The theater is nearly dark and silent but for a few exhausted sobs from Storm who is in a fetal ball on the floor.  Then Storm begins to enact how the room she was in slowly began to fill with warmth and light and love.  Warmth and light and love.  As though life, and the ability to live, the desire to live, the hope to live, were slowly being transfused back into her soul.  No drug induced temporary high.  No hug from a mama bear caregiver.  No Hollywood exorcism by a priest wearing black.  No yoga meditation.  No soundtrack.  Instead, a physical and emotional resurrection that came from completely outside herself.  Warmth.  Light.  Love.  It came.  It stayed.  Gut level God.

 In early 2007, I had finished my parish internship and all the steps necessary for some kind of call to ministry.  What would that call be?  You might think that would be an exciting time of discovery and anticipation.  Instead, it was a horrible time of deadly spiritual warfare that nearly ended me.  Each day grew worse, and I finally called a couple of friends to ask them to pray for me.  It was a months-long battle to stay sane long enough to discern God’s call—which wasn’t going to be what the church thought should be my call at all.  You know the answer, of course, because here I am.  And I have grown to love this ministry in ways words cannot describe and which my extended family will never understand.   

I now get something at a gut level that I never did before.  It’s this:  if there is a hell it is separation from God.  Hell is not a furnace but a deepfreeze.  It is a place of utter cold.  Our best physics tell us that all molecular motion ceases at a temperature of -273 degrees on the Kelvin scale:  absolute zero.  At absolute zero, it is impossible to extract any more heat from anything.  Hell is absolute zero of the soul, the mind and the body.  Separation from God is a total absence of warmth and light and love.  You don’t ever want to go there.  God wants no one to ever go there, be there, or stay there.  Period.
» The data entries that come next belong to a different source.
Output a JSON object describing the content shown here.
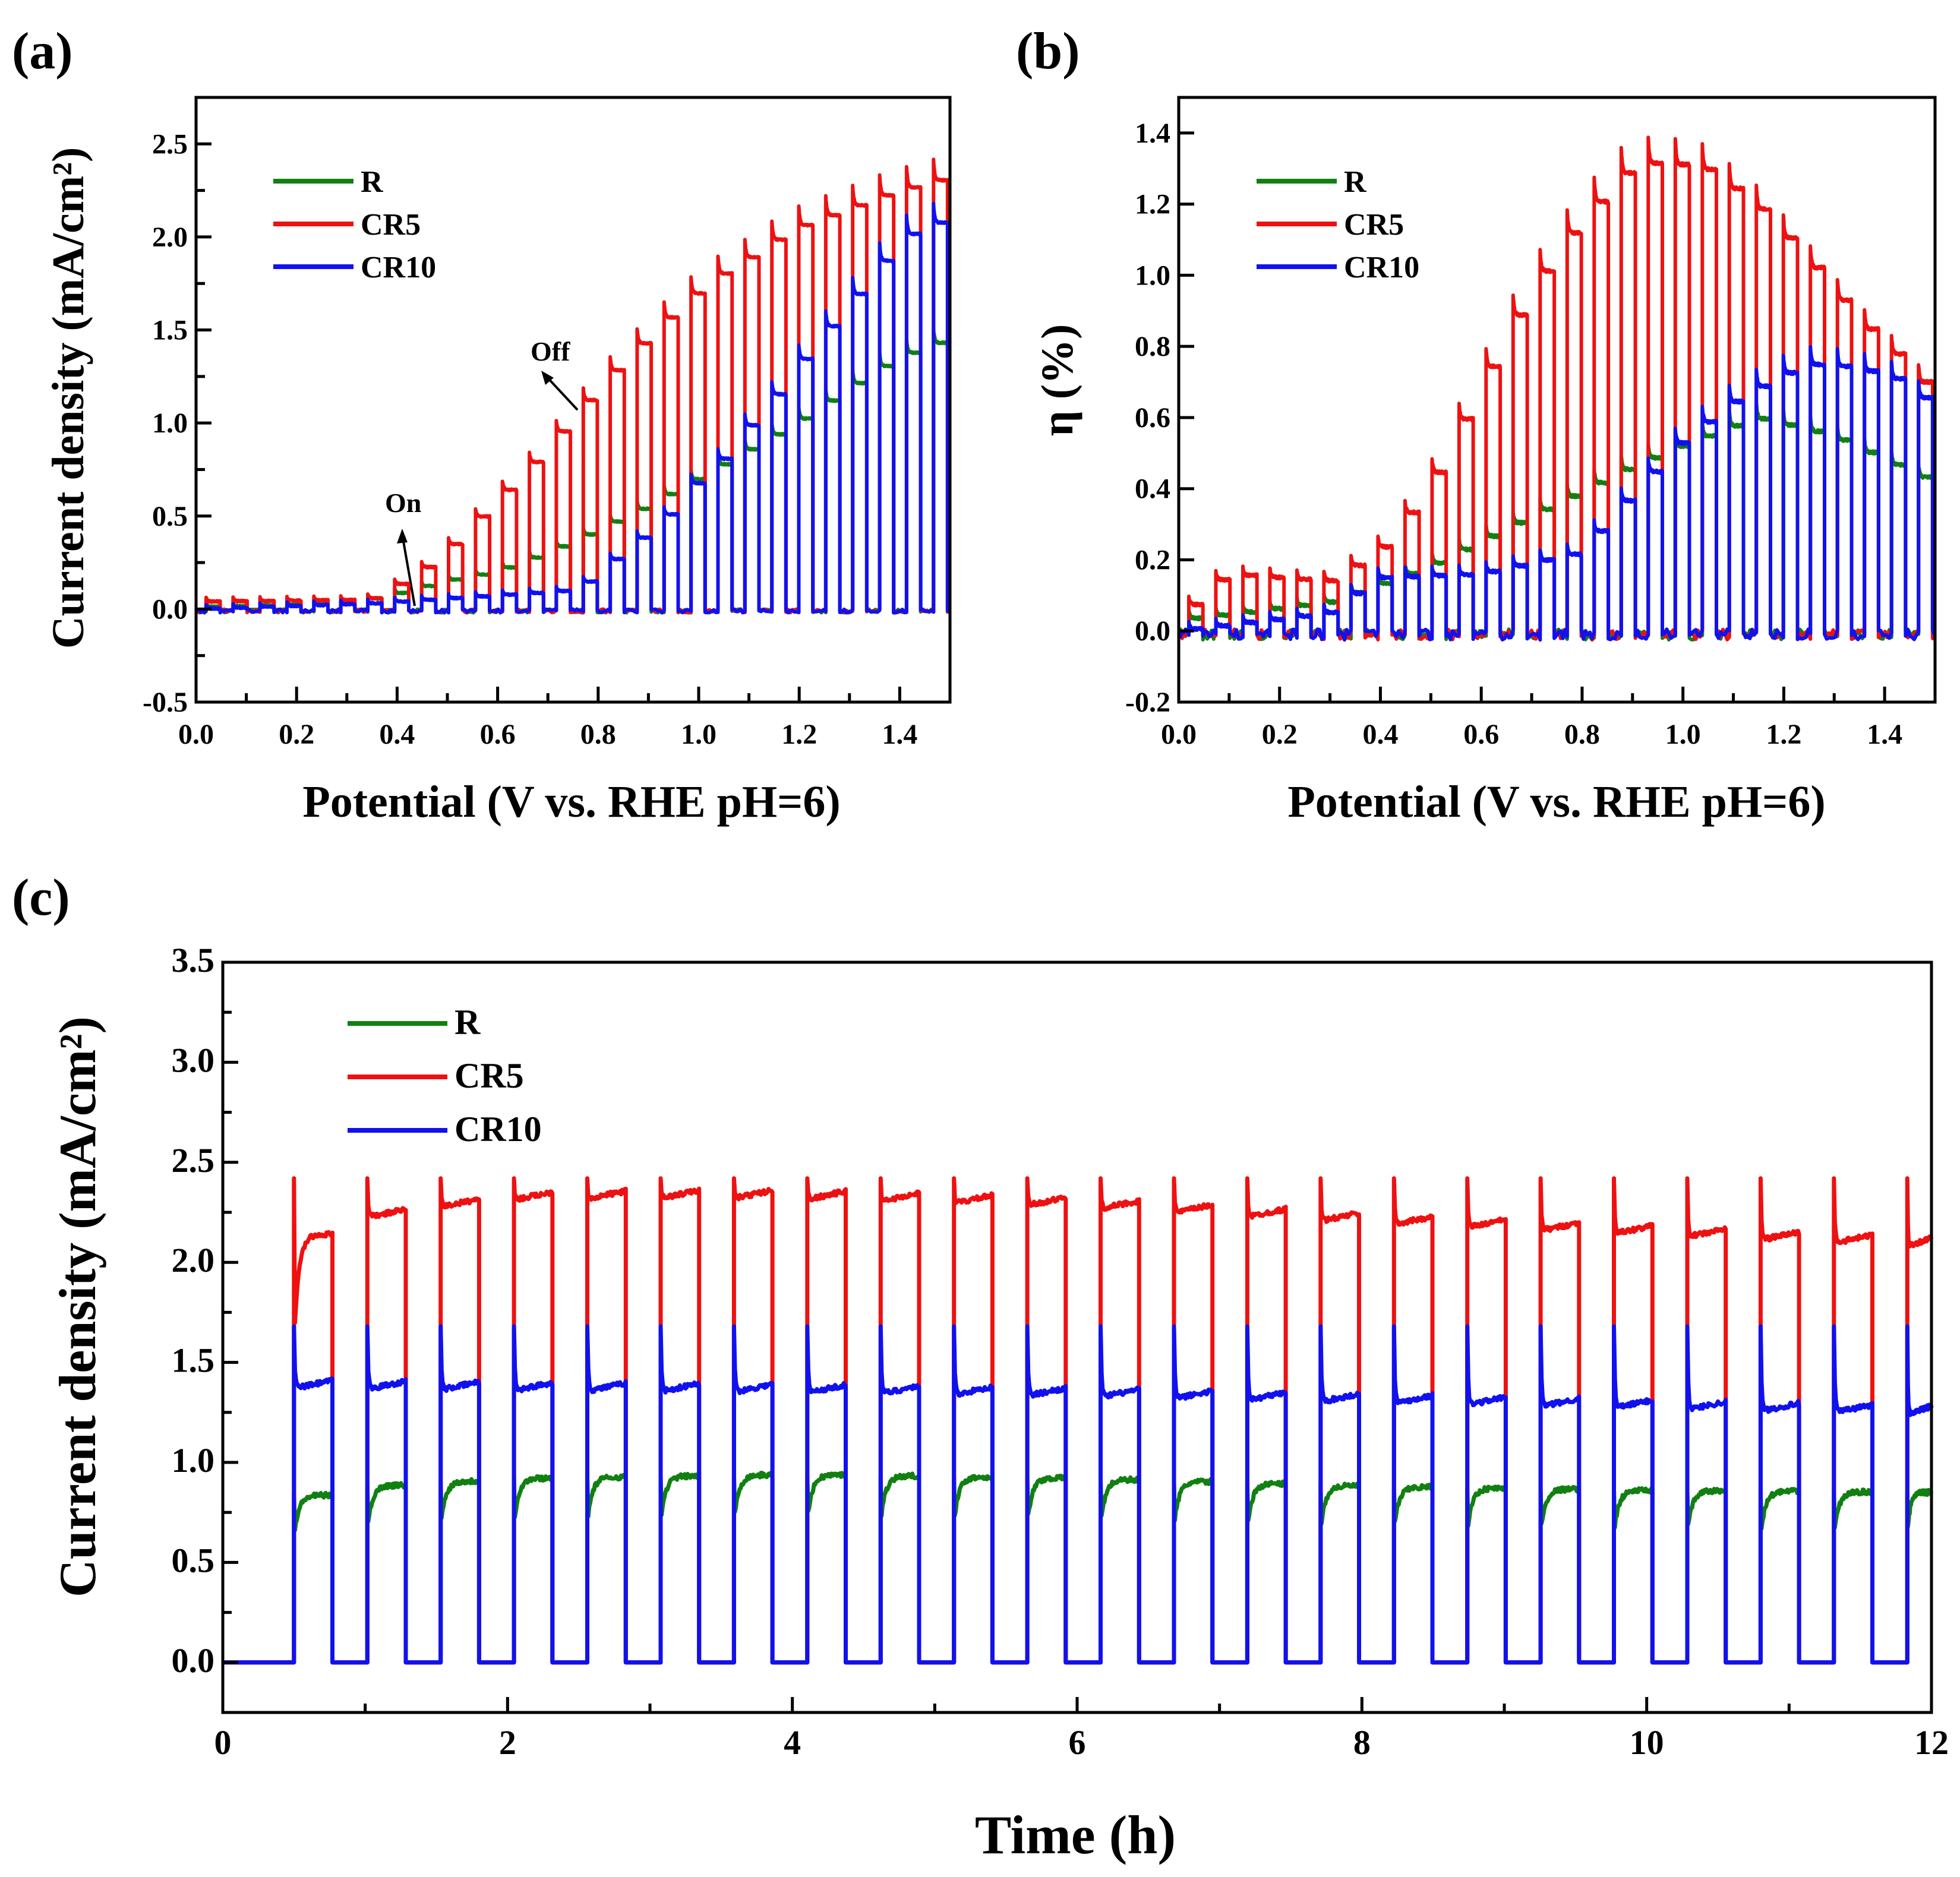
{
  "colors": {
    "R": "#118011",
    "CR5": "#ee1111",
    "CR10": "#1111ee",
    "axis": "#000000"
  },
  "chart_data": [
    {
      "panel": "(a)",
      "type": "line",
      "xlabel": "Potential (V vs. RHE pH=6)",
      "ylabel": "Current density (mA/cm²)",
      "xlim": [
        0,
        1.5
      ],
      "ylim": [
        -0.5,
        2.75
      ],
      "xticks": [
        "0.0",
        "0.2",
        "0.4",
        "0.6",
        "0.8",
        "1.0",
        "1.2",
        "1.4"
      ],
      "yticks": [
        "-0.5",
        "0.0",
        "0.5",
        "1.0",
        "1.5",
        "2.0",
        "2.5"
      ],
      "legend": {
        "placement": "top-left",
        "entries": [
          "R",
          "CR5",
          "CR10"
        ]
      },
      "annotations": [
        "On",
        "Off"
      ],
      "chopping": {
        "first_on": 0.02,
        "period": 0.0536,
        "on_width": 0.028
      },
      "series": [
        {
          "name": "R",
          "light_on_x": [
            0,
            0.3,
            0.4,
            0.5,
            0.6,
            0.7,
            0.8,
            0.9,
            1.0,
            1.1,
            1.2,
            1.3,
            1.4,
            1.5
          ],
          "light_on_y": [
            0.01,
            0.03,
            0.08,
            0.15,
            0.2,
            0.3,
            0.42,
            0.55,
            0.7,
            0.85,
            1.0,
            1.18,
            1.35,
            1.45
          ]
        },
        {
          "name": "CR5",
          "light_on_x": [
            0,
            0.35,
            0.4,
            0.45,
            0.5,
            0.55,
            0.6,
            0.65,
            0.7,
            0.75,
            0.8,
            0.85,
            0.9,
            0.95,
            1.0,
            1.05,
            1.1,
            1.15,
            1.2,
            1.25,
            1.3,
            1.35,
            1.4,
            1.45,
            1.5
          ],
          "light_on_y": [
            0.04,
            0.05,
            0.12,
            0.2,
            0.3,
            0.45,
            0.57,
            0.72,
            0.85,
            1.02,
            1.17,
            1.32,
            1.45,
            1.58,
            1.7,
            1.8,
            1.88,
            1.97,
            2.05,
            2.1,
            2.15,
            2.2,
            2.25,
            2.28,
            2.32
          ]
        },
        {
          "name": "CR10",
          "light_on_x": [
            0,
            0.35,
            0.75,
            0.8,
            0.85,
            0.9,
            0.95,
            1.0,
            1.05,
            1.1,
            1.15,
            1.2,
            1.25,
            1.3,
            1.35,
            1.4,
            1.45,
            1.5
          ],
          "light_on_y": [
            0.0,
            0.03,
            0.1,
            0.17,
            0.3,
            0.4,
            0.52,
            0.68,
            0.8,
            0.97,
            1.12,
            1.3,
            1.47,
            1.62,
            1.8,
            1.95,
            2.07,
            2.08
          ]
        }
      ]
    },
    {
      "panel": "(b)",
      "type": "line",
      "xlabel": "Potential (V vs. RHE pH=6)",
      "ylabel": "η (%)",
      "xlim": [
        0,
        1.5
      ],
      "ylim": [
        -0.2,
        1.5
      ],
      "xticks": [
        "0.0",
        "0.2",
        "0.4",
        "0.6",
        "0.8",
        "1.0",
        "1.2",
        "1.4"
      ],
      "yticks": [
        "-0.2",
        "0.0",
        "0.2",
        "0.4",
        "0.6",
        "0.8",
        "1.0",
        "1.2",
        "1.4"
      ],
      "legend": {
        "placement": "top-left",
        "entries": [
          "R",
          "CR5",
          "CR10"
        ]
      },
      "chopping": {
        "first_on": 0.02,
        "period": 0.0536,
        "on_width": 0.028
      },
      "series": [
        {
          "name": "R",
          "light_on_x": [
            0,
            0.3,
            0.5,
            0.7,
            0.9,
            1.0,
            1.15,
            1.3,
            1.5
          ],
          "light_on_y": [
            0.03,
            0.08,
            0.18,
            0.32,
            0.46,
            0.52,
            0.6,
            0.55,
            0.42
          ]
        },
        {
          "name": "CR5",
          "light_on_x": [
            0,
            0.1,
            0.3,
            0.4,
            0.5,
            0.6,
            0.7,
            0.8,
            0.9,
            0.96,
            1.05,
            1.15,
            1.25,
            1.35,
            1.45,
            1.5
          ],
          "light_on_y": [
            0.03,
            0.16,
            0.14,
            0.22,
            0.4,
            0.68,
            0.95,
            1.15,
            1.3,
            1.32,
            1.3,
            1.2,
            1.05,
            0.88,
            0.75,
            0.67
          ]
        },
        {
          "name": "CR10",
          "light_on_x": [
            0,
            0.3,
            0.4,
            0.6,
            0.8,
            0.9,
            1.0,
            1.1,
            1.2,
            1.27,
            1.35,
            1.45,
            1.5
          ],
          "light_on_y": [
            0.0,
            0.05,
            0.15,
            0.16,
            0.22,
            0.38,
            0.53,
            0.64,
            0.72,
            0.75,
            0.74,
            0.7,
            0.63
          ]
        }
      ]
    },
    {
      "panel": "(c)",
      "type": "line",
      "xlabel": "Time (h)",
      "ylabel": "Current density (mA/cm²)",
      "xlim": [
        0,
        12
      ],
      "ylim": [
        -0.25,
        3.5
      ],
      "xticks": [
        "0",
        "2",
        "4",
        "6",
        "8",
        "10",
        "12"
      ],
      "yticks": [
        "0.0",
        "0.5",
        "1.0",
        "1.5",
        "2.0",
        "2.5",
        "3.0",
        "3.5"
      ],
      "legend": {
        "placement": "top-left",
        "entries": [
          "R",
          "CR5",
          "CR10"
        ]
      },
      "chopping": {
        "first_on": 0.5,
        "period": 0.515,
        "on_width": 0.27
      },
      "series": [
        {
          "name": "R",
          "light_on_x": [
            0.5,
            1,
            2,
            4,
            6,
            8,
            10,
            12
          ],
          "light_on_y": [
            0.82,
            0.88,
            0.92,
            0.94,
            0.92,
            0.88,
            0.86,
            0.85
          ],
          "spike": 0.85
        },
        {
          "name": "CR5",
          "light_on_x": [
            0.5,
            1,
            2,
            3,
            4,
            6,
            8,
            10,
            12
          ],
          "light_on_y": [
            2.1,
            2.25,
            2.35,
            2.36,
            2.36,
            2.32,
            2.24,
            2.18,
            2.12
          ],
          "spike": 2.42
        },
        {
          "name": "CR10",
          "light_on_x": [
            0.5,
            2,
            4,
            6,
            8,
            10,
            12
          ],
          "light_on_y": [
            1.41,
            1.4,
            1.39,
            1.37,
            1.34,
            1.31,
            1.28
          ],
          "spike": 1.68
        }
      ]
    }
  ]
}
             Christmas is a celebration of thanks for the birth of a child that his parents named Yeshua, meaning God (YHWH) is salvation:  Jesus, whom we confess to be Messiah, the Anointed One, the Christ.  His birth probably happened in the spring of the year when there was grass on the hillsides for sheep to graze and when shepherds could endure nights outdoors without freezing.    
 
           It probably happened in a season of a lot more daylight than we experience now just after the winter solstice.  Yet it’s appropriate for us to celebrate this wondrous event in a time of darkness and cold.  Now the messages of warmth and light and love make the most sense to us.  We have a gut level need to understand these things that stay with us.   

Martin Luther wrote the poem of our Christmas song today as a way to remember the Christmas story in verse form.  It’s something we can learn as children and carry with us all our lives.  That’s a good thing.  Although we are born as children we don’t stay children.  The darknesses that may assault us in life are far more powerful and life- threatening than the mere shortness of daylight.  We need backup.   

God’s story is far more important than a baby’s birth with stars in the sky.  It’s about a gut level God who finds us in the darkest room, a God who drives away the utter separation of absolute zero with warmth and light and love. 
 
Storm Large may never give her testimony in church.  As she said once, her mouth cop got run over a long time ago.  But she told her story in the most important place:  out of and into the real world of darkness where people live and that God comes to with warmth and light and love.  Your story is just as important as hers or mine.  It’s a gut level story because Jesus is a gut level God for all the world.  Warmth.  Light.  Love.  Fantastic news!  Thank you, Jesus!  Thanks be to God!